Les constructeurs chinois de véhicules électriques font face à un nouveau défi dans leur quête de conquête du marché américain. Un projet de loi déposé à la Chambre des représentants vise en effet à limiter, voire interdire, l’introduction aux États-Unis de leurs véhicules connectés. Cette initiative législative intervient dans un contexte de guerre commerciale exacerbée entre Washington et Pékin, suite à la décision de l’administration Biden de quadrupler les droits de douane sur les véhicules électriques chinois importés, les portant à 100%.
Une percée limitée sur le marché américain
Jusqu’à présent, les constructeurs chinois de véhicules électriques n’ont pas réussi à s’implanter significativement aux États-Unis, contrairement à leur percée en Europe. L’objectif du projet de loi semble être de freiner ces acteurs avant qu’ils ne puissent inonder le marché américain avec des voitures intelligentes et bon marché.
Si on les laisse entrer sur nos marchés, les véhicules connectés chinois offrent au gouvernement chinois une mine d’or de renseignements précieux sur les États-Unis.
Elissa Slotkin, représentante démocrate du Michigan
Elissa Slotkin, ancienne analyste de la CIA et ex-responsable du Pentagone, met en garde le Congrès contre la menace que représentent selon elle les véhicules connectés fabriqués en Chine. Dans un discours à la Chambre, elle a expliqué comment Pékin subventionne massivement son industrie automobile pour vendre des véhicules électriques sophistiqués et peu coûteux, équipés de capteurs (lidar, radar, caméras) capables de collecter et transmettre des données aux autorités chinoises.
Collecter des données sensibles
Selon la représentante démocrate, ces véhicules pourraient permettre au gouvernement chinois de recueillir des informations sur :
- Les bases militaires américaines
- Les infrastructures critiques (réseau électrique, systèmes de transport)
- La localisation de dirigeants américains spécifiques
La semaine dernière, des dispositions défendues par Elissa Slotkin, comme l’interdiction des véhicules connectés chinois sur les bases militaires américaines, ont été intégrées au budget annuel de défense du gouvernement.
Examiner toutes les transactions
Le projet de loi « Connected Vehicle National Security Review Act » ne se limiterait pas aux véhicules électriques, mais s’appliquerait aussi aux véhicules autonomes.
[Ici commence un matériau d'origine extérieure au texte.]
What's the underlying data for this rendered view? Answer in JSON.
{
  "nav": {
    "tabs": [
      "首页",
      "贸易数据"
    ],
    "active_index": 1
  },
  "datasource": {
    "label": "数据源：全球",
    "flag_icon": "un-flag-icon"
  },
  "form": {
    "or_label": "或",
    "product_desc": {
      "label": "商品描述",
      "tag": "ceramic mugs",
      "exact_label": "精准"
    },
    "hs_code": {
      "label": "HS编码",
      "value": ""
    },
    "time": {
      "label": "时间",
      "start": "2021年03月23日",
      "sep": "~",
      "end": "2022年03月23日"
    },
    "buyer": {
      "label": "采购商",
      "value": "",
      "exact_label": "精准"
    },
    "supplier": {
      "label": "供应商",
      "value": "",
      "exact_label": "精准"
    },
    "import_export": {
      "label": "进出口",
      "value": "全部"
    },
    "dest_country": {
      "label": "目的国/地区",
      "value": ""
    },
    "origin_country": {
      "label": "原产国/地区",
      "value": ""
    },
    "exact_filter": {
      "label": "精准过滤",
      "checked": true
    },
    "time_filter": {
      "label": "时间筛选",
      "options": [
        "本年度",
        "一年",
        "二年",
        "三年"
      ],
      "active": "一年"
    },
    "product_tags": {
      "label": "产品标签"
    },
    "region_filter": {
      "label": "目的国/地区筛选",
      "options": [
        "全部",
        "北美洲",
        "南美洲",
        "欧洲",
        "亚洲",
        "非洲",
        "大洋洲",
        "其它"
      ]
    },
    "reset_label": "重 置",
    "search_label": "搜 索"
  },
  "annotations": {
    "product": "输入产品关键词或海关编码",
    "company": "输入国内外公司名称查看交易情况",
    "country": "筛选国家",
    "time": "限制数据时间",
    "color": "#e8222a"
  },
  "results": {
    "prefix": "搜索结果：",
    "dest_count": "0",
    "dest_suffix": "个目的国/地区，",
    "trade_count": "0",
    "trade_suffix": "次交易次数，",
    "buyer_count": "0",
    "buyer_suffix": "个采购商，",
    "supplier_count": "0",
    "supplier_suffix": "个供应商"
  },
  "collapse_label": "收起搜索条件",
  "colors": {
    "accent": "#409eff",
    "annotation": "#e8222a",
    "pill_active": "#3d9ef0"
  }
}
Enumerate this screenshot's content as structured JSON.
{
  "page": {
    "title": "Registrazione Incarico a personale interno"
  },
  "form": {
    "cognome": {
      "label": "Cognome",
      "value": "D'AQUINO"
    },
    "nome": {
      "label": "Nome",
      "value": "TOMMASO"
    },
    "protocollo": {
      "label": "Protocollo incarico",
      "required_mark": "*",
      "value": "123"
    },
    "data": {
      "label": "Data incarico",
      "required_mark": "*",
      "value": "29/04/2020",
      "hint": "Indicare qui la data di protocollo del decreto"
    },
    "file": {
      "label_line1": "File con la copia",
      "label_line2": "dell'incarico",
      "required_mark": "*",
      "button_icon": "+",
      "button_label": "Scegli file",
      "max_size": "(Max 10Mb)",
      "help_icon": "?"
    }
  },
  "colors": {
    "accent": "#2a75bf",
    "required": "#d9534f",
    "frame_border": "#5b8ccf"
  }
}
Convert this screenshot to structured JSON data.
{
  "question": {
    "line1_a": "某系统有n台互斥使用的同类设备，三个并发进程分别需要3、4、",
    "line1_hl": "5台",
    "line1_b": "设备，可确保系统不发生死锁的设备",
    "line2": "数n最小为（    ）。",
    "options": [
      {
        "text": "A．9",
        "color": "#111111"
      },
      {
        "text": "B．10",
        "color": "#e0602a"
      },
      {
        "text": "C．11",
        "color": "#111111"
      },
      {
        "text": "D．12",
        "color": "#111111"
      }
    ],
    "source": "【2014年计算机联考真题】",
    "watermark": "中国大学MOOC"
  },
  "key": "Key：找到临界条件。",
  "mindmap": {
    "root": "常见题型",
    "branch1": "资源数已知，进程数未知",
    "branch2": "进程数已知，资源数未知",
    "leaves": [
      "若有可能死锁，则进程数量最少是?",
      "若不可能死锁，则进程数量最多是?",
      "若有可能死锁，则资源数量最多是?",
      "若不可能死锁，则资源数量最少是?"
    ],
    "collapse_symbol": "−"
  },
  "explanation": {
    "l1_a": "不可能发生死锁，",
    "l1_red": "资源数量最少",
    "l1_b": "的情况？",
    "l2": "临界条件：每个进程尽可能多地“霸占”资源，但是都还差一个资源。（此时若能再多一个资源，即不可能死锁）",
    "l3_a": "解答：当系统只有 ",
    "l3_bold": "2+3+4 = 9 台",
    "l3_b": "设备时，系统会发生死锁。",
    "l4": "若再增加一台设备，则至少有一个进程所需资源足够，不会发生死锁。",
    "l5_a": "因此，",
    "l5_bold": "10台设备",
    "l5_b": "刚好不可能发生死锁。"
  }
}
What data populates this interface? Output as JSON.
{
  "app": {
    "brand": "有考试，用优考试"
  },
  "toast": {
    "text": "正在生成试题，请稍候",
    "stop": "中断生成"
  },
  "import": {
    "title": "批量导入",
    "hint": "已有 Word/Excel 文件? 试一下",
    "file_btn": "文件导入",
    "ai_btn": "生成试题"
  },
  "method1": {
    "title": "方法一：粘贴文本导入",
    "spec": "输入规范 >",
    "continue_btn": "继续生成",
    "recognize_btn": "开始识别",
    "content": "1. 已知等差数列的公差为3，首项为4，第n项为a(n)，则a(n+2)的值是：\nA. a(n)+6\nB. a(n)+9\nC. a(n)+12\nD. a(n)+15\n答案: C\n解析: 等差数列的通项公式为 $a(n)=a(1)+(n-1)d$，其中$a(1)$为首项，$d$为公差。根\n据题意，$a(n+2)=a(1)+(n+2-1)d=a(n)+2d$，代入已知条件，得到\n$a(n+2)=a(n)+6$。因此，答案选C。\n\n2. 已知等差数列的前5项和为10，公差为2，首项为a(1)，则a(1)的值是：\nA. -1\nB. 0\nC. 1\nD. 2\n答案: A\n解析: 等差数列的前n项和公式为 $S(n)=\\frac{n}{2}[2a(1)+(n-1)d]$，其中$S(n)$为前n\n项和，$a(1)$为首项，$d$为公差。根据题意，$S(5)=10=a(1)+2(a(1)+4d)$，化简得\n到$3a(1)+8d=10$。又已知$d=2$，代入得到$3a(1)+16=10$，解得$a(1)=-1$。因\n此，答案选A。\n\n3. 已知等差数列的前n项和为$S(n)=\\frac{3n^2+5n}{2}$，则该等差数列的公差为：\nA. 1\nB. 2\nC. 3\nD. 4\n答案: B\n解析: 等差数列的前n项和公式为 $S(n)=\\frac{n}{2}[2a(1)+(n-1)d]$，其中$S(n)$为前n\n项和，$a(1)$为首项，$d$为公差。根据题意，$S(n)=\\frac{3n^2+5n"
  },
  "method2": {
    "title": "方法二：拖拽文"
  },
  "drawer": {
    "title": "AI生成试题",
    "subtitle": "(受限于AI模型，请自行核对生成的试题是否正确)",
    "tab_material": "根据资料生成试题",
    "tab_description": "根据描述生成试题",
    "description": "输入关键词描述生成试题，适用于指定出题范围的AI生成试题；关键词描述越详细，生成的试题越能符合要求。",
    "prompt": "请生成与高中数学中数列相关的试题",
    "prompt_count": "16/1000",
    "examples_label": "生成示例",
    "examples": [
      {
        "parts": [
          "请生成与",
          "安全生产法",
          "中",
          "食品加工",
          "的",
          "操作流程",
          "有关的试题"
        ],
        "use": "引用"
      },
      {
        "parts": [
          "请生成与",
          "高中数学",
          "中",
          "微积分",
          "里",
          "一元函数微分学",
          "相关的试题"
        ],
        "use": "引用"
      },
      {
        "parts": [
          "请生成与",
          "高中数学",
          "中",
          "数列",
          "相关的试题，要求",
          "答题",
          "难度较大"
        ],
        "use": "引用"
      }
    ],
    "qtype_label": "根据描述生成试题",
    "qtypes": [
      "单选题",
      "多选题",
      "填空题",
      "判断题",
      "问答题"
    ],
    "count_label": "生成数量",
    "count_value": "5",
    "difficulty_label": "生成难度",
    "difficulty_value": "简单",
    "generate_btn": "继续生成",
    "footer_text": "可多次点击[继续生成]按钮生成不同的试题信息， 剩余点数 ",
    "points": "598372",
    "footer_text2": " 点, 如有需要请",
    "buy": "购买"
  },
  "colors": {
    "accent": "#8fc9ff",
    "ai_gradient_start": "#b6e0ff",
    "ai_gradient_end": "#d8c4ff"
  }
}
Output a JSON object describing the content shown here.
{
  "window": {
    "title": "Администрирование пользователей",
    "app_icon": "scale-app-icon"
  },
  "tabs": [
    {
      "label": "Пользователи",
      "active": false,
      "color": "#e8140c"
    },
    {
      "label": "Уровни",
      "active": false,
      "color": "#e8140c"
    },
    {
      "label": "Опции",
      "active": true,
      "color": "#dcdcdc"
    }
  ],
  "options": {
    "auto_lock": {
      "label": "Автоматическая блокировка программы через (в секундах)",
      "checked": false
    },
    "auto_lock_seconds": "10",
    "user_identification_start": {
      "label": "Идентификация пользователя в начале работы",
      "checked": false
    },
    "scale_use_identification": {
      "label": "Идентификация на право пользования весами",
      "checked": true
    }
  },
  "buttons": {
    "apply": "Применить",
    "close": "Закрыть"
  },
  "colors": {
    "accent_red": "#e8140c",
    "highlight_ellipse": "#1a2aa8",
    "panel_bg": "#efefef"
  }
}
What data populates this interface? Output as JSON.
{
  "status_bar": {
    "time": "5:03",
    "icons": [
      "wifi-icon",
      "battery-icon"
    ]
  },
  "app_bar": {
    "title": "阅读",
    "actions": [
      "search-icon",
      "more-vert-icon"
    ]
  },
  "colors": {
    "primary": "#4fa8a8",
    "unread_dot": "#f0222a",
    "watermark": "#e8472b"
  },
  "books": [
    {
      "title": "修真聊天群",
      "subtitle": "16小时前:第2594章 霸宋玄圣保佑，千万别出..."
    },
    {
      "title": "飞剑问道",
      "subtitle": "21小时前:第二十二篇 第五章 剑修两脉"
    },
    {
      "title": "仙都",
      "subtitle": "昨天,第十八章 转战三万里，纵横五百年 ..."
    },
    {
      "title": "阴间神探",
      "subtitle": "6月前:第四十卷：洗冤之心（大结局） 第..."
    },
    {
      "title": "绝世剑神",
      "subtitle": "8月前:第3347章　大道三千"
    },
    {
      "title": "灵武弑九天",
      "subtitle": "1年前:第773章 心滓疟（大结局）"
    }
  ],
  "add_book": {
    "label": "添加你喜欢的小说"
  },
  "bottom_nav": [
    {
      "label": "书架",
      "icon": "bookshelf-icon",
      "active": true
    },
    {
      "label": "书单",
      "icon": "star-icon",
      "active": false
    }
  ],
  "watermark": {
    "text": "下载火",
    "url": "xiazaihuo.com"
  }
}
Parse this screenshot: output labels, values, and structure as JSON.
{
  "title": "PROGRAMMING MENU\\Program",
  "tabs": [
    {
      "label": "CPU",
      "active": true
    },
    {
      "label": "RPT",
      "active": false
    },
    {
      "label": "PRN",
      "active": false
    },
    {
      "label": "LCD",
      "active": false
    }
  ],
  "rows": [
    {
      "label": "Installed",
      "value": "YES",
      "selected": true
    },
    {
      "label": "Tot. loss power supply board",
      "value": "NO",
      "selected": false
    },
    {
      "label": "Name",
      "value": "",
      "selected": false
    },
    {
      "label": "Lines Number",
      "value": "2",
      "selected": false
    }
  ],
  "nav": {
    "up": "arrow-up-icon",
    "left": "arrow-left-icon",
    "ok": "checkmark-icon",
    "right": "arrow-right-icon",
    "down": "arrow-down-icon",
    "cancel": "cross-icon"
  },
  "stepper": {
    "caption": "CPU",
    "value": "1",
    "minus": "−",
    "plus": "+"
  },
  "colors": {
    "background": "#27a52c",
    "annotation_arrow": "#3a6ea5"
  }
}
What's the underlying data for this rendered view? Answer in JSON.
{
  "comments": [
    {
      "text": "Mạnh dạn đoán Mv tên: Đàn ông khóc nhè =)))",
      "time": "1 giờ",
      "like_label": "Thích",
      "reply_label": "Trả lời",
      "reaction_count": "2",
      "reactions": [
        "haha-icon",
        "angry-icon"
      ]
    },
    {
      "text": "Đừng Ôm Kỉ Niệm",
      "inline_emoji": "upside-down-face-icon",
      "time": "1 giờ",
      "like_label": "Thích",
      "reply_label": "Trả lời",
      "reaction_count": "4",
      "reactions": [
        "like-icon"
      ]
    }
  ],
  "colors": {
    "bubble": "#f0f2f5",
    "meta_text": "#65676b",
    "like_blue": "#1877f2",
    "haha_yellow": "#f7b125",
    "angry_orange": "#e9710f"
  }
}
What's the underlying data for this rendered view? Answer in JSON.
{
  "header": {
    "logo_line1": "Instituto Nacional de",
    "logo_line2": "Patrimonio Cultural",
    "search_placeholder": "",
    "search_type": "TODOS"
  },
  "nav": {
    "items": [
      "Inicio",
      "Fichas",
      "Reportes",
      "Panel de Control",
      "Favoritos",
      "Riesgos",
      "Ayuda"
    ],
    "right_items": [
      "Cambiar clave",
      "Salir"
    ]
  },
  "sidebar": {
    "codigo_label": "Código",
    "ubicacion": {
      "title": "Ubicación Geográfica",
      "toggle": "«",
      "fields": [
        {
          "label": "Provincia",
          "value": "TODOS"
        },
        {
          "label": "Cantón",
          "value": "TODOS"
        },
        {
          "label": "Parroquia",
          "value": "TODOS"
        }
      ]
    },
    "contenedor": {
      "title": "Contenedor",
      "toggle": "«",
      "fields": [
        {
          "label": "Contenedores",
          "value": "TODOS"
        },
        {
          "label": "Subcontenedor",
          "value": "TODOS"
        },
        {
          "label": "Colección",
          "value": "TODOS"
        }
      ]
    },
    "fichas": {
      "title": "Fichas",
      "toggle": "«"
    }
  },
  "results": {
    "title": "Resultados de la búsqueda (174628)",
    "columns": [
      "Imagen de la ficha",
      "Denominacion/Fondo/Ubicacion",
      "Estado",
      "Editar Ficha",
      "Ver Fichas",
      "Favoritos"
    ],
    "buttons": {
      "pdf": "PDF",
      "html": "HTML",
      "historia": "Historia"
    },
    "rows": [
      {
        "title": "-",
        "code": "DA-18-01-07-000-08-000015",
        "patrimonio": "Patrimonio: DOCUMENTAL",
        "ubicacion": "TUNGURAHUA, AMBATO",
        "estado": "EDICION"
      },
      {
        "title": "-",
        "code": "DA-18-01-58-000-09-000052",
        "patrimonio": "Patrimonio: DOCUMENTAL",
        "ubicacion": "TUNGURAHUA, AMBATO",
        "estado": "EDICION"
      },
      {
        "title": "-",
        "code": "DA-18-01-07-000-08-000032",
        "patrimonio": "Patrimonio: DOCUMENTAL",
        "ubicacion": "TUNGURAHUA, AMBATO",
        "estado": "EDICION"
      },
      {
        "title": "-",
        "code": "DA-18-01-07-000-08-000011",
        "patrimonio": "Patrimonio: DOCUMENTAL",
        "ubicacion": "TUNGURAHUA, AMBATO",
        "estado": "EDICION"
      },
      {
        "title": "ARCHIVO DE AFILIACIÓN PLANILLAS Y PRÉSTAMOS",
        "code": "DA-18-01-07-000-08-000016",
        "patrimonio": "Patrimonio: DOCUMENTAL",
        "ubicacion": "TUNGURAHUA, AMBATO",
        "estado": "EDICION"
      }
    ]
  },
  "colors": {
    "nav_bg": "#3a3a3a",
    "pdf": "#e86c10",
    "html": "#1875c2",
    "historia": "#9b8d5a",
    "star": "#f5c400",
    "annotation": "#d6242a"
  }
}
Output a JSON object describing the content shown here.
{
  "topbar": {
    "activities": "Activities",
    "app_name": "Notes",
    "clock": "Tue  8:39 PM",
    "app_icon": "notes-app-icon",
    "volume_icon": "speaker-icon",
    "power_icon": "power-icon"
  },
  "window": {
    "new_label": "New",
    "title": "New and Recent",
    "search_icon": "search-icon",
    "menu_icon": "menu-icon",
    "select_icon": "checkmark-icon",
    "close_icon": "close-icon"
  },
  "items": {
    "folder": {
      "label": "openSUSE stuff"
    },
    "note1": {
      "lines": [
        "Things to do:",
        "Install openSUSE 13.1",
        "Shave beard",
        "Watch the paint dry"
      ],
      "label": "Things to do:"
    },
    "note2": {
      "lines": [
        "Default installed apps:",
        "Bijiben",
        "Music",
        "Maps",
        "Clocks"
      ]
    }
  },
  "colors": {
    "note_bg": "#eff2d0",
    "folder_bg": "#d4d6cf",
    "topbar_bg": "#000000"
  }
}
Plusieurs entreprises liées à la Chine, comme WeRide et Pony.ai, testent actuellement leurs technologies en Californie.
S’il est adopté, le texte donnerait au Département du Commerce le pouvoir d’examiner toute vente, importation ou transaction impliquant un véhicule connecté « conçu, fabriqué ou fourni » par une entreprise ayant un lien quelconque avec la Chine ou un pays considéré comme préoccupant. Une mesure qui va au-delà des outils traditionnels de restriction commerciale comme les droits de douane.
Renforcer la sécurité nationale
La proposition législative donnerait une base juridique claire au Département du Commerce et à d’autres agences fédérales pour renforcer les protections en matière de sécurité nationale. Elle vise aussi à empêcher de futures administrations de revenir sur ces mesures, une hypothèse qu’Elissa Slotkin juge plausible au vu des revirements de Donald Trump sur l’application TikTok.
Ce projet de loi s’inscrit dans un contexte de préoccupations accrues des États-Unis face à la puissance chinoise en matière de données, alors même que Pékin assouplit les règles régissant les flux transfrontaliers de données. Le constructeur Tesla chercherait à obtenir le feu vert pour envoyer les données de ses véhicules connectés aux États-Unis afin d’entraîner ses algorithmes de conduite autonome.
Quid des constructeurs européens ?
Si le projet de loi cible principalement les entreprises chinoises, qu’en est-il des constructeurs automobiles européens présents aux États-Unis mais appartenant à des groupes chinois, comme Volvo et Polestar (propriété de Geely) ? Un porte-parole de Polestar a assuré que l’entreprise, basée en Suède, ne partageait pas les données personnelles de ses clients nord-américains et européens avec la Chine, conformément au RGPD.
Néanmoins, le texte proposé ne dispenserait pas de contrôle les véhicules fabriqués dans des pays alliés ou sur le sol américain. Une mesure qui pourrait viser des constructeurs comme BYD, dont la PDG envisage d’ouvrir une usine au Mexique pour servir le marché nord-américain.
Alors que la compétition s’intensifie dans le secteur des véhicules électriques et connectés, ce projet de loi illustre la volonté des États-Unis de se prémunir contre les risques d’espionnage et d’ingérence étrangère, quitte à dresser de nouvelles barrières commerciales. Une tendance au protectionnisme technologique qui risque de compliquer les ambitions des constructeurs chinois outre-Atlantique.